Cameleongirl · 28/05/2021 02:50

I would love to have staff! Mine are teenagers now but I feel so stretched in different directions - regular work, running our own business on the side, homework, teenage angst, cooking, cleaning. I'd love some assistance with something, but everyone wants/needs a piece of me!

And we're not scraping by money-wise, we're just totally self-reliant, no family backup nor staff. It's exhausting!

PrimeraVez · 28/05/2021 03:48

What a horrible thread.

In typing this from my sofa where I’ve been with my poorly two year old since 5am. (Was also up with him all night as well) I’m fully aware what parenthood is like thanks. (And yes, I have a nanny and a cleaner)

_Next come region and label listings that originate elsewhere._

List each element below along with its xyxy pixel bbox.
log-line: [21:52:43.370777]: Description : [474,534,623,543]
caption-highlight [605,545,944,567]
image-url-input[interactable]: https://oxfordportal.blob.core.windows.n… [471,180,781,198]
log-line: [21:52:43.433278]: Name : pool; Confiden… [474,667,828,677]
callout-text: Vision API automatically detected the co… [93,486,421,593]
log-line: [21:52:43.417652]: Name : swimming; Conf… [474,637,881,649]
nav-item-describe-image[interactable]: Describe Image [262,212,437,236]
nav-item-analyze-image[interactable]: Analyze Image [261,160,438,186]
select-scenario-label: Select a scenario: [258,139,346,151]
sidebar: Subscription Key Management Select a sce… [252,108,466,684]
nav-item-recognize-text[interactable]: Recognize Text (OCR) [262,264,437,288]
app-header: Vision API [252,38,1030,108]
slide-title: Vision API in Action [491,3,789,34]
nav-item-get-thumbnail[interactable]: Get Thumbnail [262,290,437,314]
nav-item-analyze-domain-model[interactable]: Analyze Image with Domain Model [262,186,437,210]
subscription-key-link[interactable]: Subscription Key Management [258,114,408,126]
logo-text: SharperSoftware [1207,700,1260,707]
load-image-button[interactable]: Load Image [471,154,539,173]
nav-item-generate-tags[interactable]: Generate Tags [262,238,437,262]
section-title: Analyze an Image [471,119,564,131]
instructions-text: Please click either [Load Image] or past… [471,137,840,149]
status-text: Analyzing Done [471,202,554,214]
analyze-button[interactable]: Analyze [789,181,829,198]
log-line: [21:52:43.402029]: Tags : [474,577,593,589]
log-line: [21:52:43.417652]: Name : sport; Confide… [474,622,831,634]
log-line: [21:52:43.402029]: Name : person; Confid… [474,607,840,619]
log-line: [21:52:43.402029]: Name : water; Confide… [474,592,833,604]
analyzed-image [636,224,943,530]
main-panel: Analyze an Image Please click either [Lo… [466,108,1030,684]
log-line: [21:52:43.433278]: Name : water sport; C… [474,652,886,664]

GingerScallop · 28/05/2021 03:57

Working parents do normal everyday things with their children as well

So do parents with nannies. It depends on context really so why demonise parents who can afford help when we as women often talk about the need for support. It can still be hard. Just differently hard.

When in the UK everything is in me and partner. It's hard but there are also parks, baby clubs to take little ones to which makes things easier. In my count, I have a nanny 7-5 but I still play with kids, feed them, change nappies, do bath time etc. She relives me when I have to work, go shopping sometimes etc.

Growing up in a big family we had nanny, housekeeper/gardener or housekeeper and gardener. My parents especially mum were still hands on. Made sure breakfast was ready n we were off to school. Came back at or after 5 and either cooked or managed the evening routine. The "staff" were complimentary rather than replacing her. She was still utterly exhausted at the end of the day and I wouldn't begrudge her or any woman support in raising kids

GingerScallop · 28/05/2021 04:00

@kindofcoping that's sad but equally, I don't suppose many poor people had loads of quality time with their kids. Yes different underlying factor but equally, a very different time

Harriedharriet · 28/05/2021 04:02

My friend has a cook, cleane,r and nanny.
All "grunt" work is done by them. It is a very nice life.
She is well rested, gets enough time alone, and brings the best of herself to her relationship with her children.
The children are very nice, well behaved, and decent.
Money can do wonderful things used wisely.